И тут же опустил голову, ломая пальцы. Потом тихо сказал, не глядя на меня:

— Ты не должен был этого говорить.

— Ради тебя говорю. Помирись с ним. Прими мертвого с печалью, а не с яростью. Молодые часто делают глупости, им хочется невозможного. Как твоему сыну, как Рамизу.

— Вы с ним друзья?

— Нет. Мы едва знакомы.

— Почему ты за него заступаешься?

— Потому что за него некому заступиться, потому что он один, потому что он честный человек.

— Тебе тоже нужна помощь, я думал, ты будешь говорить о себе.

— Мне грозит нищета, ему — смерть. Его участь горше.

— Боже мой, еще один безумец! У нас все, кто хоть чего-нибудь стоит, безумцы. И мой сын, и ты, и этот Рамиз.

— Потому безумец, что думает не о себе, а о других? И за это он должен умереть?

— Властям он нужен?

— Очень. Взбесили их его речи.

Вдруг на лице его появилось злорадное выражение:

— А что, если мы его выкрадем? Ведь сдохнут от ярости!

Вот те на! Только я подумал, что изгнал из него дьявола мести, а он опять за свое. От своего горя он признает одно лекарство — причинить горе другому.

— Да, не очень им это будет по душе,— согласился я, увидев неожиданную возможность спасти Рамиза. Шехагины резоны меня не касаются.

Удивительно, как внезапно он меняется: с лица уже сошло зловеще-мрачное выражение, он собран и решителен, тонкая усмешка в уголках рта выдает ликование, руки лежат спокойно одна подле другой, спина выпрямилась. Это новый Шехага, человек, замышляющий месть.

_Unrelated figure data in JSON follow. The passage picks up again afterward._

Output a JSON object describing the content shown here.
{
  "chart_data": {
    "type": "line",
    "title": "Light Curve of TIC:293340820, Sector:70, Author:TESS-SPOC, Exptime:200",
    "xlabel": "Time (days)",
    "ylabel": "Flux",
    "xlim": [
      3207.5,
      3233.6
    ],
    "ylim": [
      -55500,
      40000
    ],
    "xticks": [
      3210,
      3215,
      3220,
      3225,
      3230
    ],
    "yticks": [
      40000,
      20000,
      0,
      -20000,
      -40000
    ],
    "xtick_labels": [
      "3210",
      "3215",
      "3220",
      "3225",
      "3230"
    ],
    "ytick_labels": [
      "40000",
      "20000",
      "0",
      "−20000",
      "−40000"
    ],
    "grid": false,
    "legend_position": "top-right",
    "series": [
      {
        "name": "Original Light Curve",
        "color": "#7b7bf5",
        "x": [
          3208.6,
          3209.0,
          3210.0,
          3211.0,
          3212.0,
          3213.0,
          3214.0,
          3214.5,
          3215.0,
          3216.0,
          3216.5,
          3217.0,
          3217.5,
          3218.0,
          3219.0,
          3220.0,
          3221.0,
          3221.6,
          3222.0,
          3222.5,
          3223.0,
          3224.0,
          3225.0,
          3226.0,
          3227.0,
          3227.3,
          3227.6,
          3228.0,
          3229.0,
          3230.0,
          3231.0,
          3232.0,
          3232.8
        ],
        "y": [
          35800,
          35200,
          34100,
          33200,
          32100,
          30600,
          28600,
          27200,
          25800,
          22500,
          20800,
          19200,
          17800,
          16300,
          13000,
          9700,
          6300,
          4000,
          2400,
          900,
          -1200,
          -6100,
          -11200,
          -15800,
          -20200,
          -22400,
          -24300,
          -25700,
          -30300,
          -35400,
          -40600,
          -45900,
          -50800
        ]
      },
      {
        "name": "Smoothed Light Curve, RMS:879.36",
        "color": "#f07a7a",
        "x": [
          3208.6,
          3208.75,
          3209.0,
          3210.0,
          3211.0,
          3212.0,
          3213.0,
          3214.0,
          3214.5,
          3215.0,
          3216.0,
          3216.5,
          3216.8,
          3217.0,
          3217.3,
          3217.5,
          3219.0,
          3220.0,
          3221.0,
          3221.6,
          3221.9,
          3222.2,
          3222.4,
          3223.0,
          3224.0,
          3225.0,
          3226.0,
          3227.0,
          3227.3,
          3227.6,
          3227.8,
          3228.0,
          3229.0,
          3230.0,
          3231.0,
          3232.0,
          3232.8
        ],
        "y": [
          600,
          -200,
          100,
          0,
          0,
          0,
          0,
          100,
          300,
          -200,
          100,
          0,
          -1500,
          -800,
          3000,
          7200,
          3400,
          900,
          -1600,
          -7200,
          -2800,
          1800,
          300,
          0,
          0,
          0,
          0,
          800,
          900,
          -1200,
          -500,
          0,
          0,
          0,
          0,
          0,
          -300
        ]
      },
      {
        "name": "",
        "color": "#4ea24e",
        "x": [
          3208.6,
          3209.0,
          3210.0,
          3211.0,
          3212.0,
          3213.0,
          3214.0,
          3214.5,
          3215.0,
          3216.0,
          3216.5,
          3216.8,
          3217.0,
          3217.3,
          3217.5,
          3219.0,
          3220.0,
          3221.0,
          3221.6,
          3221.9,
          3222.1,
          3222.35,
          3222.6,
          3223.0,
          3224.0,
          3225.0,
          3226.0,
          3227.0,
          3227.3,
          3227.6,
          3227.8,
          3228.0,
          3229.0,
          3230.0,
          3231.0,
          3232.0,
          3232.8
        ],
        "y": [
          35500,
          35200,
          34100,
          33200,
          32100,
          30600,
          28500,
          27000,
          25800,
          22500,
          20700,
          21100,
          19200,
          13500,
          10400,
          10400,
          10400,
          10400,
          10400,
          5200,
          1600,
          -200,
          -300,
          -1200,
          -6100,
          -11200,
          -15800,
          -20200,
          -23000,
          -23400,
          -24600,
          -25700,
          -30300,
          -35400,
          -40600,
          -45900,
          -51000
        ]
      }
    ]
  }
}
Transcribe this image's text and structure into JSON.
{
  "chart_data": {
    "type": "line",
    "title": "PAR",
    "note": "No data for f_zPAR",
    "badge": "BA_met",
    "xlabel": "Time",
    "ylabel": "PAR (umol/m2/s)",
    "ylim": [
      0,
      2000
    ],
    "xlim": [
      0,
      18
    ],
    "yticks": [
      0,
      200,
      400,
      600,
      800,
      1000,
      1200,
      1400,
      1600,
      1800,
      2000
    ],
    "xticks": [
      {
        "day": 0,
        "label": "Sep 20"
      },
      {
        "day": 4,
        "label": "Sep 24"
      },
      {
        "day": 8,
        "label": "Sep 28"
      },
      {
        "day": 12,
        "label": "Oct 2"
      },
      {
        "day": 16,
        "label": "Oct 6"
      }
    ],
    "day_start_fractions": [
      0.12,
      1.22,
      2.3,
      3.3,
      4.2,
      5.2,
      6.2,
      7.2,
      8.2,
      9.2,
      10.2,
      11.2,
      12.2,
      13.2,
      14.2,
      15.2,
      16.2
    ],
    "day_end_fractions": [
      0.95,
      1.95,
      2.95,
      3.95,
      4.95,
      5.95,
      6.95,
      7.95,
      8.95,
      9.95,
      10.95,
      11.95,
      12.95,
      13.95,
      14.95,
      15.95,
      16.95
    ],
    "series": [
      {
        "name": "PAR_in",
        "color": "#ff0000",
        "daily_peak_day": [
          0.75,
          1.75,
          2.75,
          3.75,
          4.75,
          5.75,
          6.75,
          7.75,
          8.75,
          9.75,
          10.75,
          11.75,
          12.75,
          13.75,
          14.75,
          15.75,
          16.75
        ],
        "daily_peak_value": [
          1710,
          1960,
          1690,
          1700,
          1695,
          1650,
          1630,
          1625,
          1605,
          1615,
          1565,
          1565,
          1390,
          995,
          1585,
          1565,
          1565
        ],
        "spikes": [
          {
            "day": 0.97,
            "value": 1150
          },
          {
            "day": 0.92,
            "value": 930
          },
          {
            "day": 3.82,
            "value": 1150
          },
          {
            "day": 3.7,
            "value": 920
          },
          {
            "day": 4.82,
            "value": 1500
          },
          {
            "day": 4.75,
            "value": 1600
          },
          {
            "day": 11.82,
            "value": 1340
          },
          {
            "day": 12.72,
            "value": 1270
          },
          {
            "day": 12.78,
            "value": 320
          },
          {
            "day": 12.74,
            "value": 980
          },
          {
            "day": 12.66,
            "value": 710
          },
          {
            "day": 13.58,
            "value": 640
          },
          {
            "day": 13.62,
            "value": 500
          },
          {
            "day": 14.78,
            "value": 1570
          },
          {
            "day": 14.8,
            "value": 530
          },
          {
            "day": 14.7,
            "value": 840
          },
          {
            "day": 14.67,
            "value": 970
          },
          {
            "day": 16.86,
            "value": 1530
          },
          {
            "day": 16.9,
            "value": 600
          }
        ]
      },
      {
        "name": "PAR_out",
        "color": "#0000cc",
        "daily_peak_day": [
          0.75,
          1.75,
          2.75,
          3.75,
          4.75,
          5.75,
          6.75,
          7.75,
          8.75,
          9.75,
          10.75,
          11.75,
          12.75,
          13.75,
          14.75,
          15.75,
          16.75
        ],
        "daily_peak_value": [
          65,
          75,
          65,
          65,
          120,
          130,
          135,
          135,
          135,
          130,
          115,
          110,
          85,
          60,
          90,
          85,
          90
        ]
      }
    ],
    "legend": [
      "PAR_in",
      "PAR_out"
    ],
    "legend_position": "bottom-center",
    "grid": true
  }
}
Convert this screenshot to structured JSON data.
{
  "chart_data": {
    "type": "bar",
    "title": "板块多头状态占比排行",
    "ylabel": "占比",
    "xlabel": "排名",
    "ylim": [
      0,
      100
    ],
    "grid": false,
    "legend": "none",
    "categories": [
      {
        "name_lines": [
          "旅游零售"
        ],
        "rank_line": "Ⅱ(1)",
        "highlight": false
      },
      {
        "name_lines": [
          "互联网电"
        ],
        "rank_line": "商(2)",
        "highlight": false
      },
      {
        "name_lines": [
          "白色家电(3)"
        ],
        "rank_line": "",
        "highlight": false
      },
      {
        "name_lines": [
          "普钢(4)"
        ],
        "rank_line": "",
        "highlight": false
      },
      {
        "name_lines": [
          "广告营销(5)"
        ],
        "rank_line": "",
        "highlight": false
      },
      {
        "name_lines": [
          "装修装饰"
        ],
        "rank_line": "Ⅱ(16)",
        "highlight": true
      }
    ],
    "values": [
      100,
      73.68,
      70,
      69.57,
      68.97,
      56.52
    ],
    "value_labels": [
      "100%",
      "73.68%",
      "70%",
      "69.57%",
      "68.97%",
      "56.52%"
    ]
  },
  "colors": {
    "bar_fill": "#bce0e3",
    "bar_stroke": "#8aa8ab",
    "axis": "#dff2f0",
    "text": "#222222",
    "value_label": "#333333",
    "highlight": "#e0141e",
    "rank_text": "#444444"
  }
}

В такие минуты он наверняка забывает про свою боль. Но сейчас в его злорадных замыслах заключено не только мщение. Они помогут спасти человека.

Теперь Шехагу не остановить. Затронь я случайно в нем добрую струну, она прозвучала бы слабо и еле слышно.

Насколько зло живее и активней! Да поможет нам бог! Он хлопнул в ладоши, руки делали свое дело с готовностью, не мучаясь, не корчась.

Вошла молоденькая девушка.

— Кликни ко мне Османа!

Тут же вошел Осман, словно стоял под дверью, и, возможно, с этой самой молоденькой девушкой. У обоих глаза горели, как лампады.

Шехага потирал ожившие руки.

— Садись! Надо вызволить одного человека из крепости.

— Есть несколько способов,— не задумываясь ответил Осман.— Я за самый дорогой.

— Договорились,— отозвался Шехага.

И это все!

Осман Вук весело посмотрел на меня и спросил Шехагу:

— Молока принести?

— Потом.

Пора идти, дать им с глазу на глаз все обсудить. Я пробыл здесь дольше, чем рассчитывал, и гораздо дольше, чем предполагала Тияна.